Le tome suivant emmène le lecteur dans une banlieue pourrie, économiquement sinistrée après la fermeture d’une usine d’armement après-guerre. Blacksad y va chercher le ravisseur d’une petite fille, crime dénoncé par la maîtresse de l’école locale. Le dessin regagne ici ses droits, un peu plus classique que dans le précédent opus. Mais la grande force de cet épisode est son histoire.

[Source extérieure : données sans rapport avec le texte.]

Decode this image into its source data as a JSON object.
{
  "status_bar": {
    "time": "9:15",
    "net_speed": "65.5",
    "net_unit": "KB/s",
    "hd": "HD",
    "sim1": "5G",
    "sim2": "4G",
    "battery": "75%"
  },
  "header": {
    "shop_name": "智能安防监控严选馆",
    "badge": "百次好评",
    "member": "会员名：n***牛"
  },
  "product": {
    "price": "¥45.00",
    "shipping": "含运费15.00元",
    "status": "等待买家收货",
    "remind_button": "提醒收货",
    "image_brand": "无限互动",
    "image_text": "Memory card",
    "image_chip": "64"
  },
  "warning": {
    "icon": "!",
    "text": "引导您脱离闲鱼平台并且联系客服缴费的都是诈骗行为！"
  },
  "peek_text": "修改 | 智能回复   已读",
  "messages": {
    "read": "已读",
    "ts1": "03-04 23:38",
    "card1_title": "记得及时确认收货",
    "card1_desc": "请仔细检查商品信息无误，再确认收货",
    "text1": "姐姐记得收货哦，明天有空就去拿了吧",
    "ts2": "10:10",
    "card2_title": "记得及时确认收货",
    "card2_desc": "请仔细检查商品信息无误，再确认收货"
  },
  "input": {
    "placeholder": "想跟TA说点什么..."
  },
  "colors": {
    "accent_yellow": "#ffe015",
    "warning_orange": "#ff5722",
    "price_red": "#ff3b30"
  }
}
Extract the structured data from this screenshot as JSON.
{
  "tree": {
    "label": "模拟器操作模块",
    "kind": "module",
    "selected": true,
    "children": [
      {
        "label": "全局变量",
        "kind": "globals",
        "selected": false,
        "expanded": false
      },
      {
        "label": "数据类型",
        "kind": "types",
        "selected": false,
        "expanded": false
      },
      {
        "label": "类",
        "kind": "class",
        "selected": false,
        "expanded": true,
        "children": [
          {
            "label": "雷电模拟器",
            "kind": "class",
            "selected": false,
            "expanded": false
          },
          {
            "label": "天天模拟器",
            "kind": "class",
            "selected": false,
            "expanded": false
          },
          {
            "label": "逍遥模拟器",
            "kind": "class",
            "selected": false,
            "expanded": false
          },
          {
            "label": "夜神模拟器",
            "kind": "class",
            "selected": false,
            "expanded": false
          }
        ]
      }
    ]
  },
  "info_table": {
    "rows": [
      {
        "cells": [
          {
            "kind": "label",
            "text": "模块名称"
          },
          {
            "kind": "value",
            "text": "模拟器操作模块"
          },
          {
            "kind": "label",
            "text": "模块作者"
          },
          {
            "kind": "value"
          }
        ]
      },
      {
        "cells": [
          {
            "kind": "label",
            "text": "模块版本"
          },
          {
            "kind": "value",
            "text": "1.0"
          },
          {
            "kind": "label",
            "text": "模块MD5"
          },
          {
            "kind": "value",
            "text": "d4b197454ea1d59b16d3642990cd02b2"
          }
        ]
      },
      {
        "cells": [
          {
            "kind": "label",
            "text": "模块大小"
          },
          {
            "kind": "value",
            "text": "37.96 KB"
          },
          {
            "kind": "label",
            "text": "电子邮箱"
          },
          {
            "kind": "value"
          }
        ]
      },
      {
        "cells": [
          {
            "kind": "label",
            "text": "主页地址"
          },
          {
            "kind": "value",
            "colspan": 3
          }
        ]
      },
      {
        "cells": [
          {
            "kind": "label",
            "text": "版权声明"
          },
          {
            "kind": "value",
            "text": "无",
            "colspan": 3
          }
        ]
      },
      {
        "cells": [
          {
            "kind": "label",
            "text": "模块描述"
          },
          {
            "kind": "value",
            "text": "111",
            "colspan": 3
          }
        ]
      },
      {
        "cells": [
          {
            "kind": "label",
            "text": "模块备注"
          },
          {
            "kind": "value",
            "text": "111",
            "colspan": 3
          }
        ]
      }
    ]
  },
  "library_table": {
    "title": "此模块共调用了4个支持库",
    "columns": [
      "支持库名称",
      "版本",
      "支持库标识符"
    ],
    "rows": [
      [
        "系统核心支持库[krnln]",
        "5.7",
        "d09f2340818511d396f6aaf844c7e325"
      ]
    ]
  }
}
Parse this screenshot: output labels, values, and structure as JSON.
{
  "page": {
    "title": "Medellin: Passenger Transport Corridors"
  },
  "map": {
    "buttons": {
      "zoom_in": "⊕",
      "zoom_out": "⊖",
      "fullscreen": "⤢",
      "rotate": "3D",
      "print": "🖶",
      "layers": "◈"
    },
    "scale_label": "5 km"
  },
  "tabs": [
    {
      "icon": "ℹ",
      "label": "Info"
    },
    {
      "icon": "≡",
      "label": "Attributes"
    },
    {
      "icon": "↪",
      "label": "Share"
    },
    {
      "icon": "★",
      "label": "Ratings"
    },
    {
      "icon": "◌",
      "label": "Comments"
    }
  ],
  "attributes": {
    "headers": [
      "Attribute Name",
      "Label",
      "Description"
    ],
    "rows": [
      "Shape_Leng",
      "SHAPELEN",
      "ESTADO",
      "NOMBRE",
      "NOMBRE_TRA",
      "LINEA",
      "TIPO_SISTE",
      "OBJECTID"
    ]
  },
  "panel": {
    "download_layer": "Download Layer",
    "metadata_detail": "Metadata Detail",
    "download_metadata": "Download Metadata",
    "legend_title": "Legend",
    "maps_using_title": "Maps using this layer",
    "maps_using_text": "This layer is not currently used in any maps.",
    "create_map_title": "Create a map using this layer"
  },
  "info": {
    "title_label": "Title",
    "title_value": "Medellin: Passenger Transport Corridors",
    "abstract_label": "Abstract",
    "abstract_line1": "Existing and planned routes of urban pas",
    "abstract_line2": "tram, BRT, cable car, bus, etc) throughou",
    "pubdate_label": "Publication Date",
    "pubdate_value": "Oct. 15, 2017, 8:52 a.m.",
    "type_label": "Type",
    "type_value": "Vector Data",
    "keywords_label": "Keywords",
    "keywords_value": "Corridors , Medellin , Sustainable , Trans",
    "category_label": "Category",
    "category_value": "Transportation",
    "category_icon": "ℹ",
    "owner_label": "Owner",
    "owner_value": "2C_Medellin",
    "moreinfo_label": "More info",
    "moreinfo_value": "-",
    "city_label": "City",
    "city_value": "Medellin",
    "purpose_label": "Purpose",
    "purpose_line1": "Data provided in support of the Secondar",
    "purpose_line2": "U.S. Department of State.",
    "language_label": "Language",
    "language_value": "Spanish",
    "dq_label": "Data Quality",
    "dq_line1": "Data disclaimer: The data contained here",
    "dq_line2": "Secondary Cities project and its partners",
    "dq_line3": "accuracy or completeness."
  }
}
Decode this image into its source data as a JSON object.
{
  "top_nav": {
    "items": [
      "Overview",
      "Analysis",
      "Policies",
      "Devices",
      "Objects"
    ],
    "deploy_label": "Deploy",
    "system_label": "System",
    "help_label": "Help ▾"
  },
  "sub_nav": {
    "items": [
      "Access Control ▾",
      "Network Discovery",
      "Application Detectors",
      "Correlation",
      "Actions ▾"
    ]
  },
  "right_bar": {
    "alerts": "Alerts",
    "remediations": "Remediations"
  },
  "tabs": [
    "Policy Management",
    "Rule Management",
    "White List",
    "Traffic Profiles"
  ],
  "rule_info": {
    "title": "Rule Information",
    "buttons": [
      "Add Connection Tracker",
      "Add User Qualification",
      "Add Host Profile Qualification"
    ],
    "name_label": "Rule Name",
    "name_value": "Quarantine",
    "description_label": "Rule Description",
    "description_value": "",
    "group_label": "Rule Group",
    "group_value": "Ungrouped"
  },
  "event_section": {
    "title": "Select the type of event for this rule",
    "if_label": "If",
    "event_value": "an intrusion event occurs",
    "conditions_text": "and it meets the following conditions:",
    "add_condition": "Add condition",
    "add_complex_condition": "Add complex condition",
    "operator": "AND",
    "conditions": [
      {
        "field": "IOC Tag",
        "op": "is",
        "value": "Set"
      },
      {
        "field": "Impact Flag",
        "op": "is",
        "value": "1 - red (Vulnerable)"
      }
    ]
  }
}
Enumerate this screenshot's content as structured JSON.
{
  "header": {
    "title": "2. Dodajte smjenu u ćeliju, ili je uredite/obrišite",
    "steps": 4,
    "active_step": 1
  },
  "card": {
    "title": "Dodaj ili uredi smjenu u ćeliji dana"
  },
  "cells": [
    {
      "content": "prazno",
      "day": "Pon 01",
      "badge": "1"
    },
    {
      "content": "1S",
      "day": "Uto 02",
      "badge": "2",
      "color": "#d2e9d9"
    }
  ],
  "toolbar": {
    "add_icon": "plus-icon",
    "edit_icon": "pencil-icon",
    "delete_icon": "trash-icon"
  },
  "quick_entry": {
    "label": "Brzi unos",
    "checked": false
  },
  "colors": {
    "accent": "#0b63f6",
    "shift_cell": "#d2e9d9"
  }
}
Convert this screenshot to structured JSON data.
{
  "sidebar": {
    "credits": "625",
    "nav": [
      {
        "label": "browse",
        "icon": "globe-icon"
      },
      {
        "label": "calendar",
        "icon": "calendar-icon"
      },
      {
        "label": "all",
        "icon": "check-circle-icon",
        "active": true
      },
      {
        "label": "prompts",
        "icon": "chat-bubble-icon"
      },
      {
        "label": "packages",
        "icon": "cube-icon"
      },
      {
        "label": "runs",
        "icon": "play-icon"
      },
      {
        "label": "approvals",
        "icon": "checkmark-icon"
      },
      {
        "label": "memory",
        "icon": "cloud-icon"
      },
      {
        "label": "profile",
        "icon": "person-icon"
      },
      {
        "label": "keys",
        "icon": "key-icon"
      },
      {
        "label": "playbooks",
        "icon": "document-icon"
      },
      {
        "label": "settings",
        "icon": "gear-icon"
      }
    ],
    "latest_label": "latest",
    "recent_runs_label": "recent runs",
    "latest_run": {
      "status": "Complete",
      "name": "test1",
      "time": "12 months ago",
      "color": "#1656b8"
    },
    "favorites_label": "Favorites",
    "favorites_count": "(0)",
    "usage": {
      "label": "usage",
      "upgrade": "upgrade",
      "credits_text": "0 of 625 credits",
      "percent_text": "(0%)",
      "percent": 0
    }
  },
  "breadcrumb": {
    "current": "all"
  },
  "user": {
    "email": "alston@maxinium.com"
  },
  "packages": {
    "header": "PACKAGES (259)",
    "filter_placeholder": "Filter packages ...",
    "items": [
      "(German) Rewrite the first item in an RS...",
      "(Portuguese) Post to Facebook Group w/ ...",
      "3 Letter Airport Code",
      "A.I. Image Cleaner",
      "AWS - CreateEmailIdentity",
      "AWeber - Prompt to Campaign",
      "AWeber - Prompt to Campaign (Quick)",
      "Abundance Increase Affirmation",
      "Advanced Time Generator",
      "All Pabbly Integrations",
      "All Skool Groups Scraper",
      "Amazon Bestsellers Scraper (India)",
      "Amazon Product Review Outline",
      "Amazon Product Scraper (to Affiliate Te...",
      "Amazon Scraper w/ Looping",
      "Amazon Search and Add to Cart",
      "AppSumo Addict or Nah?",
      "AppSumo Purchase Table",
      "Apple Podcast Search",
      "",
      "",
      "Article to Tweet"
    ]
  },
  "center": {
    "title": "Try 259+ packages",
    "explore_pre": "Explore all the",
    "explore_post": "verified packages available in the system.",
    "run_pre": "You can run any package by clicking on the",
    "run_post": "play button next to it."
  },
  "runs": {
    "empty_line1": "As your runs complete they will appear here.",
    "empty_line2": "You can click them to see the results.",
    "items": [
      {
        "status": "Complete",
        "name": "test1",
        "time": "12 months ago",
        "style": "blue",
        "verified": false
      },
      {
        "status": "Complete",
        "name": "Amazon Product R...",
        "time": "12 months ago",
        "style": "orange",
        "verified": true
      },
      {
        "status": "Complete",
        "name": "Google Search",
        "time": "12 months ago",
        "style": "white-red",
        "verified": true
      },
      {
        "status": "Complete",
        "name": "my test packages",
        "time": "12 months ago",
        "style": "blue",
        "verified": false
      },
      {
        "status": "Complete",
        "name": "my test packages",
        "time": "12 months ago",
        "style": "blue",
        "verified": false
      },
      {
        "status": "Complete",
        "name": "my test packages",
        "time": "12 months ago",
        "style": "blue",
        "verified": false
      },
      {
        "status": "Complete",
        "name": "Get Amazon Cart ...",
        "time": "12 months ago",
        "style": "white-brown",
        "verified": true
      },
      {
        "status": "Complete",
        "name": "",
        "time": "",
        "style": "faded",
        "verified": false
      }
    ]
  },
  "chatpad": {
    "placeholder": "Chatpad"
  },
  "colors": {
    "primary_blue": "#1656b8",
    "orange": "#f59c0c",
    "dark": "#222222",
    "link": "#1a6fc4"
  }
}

Si il traite principalement du racisme (bonne idée que cet Arctic-Nation, parti d’animaux blancs, donc des neiges, qui veut se débarrasser des noirs et des métissés) cet album effleure aussi des thèmes sociaux avec la fermeture de l’usine pourvoyeuse d’emplois et le regard aux enfants, qui m’a semblé lui très moderne. C’est l’occasion cette fois de développer des personnages plus complexes. Leur passé et leurs motivations étant les éléments moteurs de l’intrigue, plus que l’enquête policière stricto-sensu, ils sont très agréablement détaillé. C’est mon album préféré.

L’Âme rouge

Le troisième est une plongée dans le monde intellectuel des années 50, la contre-culture et le maccarthysme. Le rouge du titre est d’abord celui des communistes, réels ou supposés, et celui de la passion, en Blacksad et une belle auteure. Le dessin se normalise quelque peu tout en restant de très belle facture : les angles de vue sont plus classiques, moins de plongées et de contre-plongées, plus de dialogues, les visages animaux sont moins présents, plus humains.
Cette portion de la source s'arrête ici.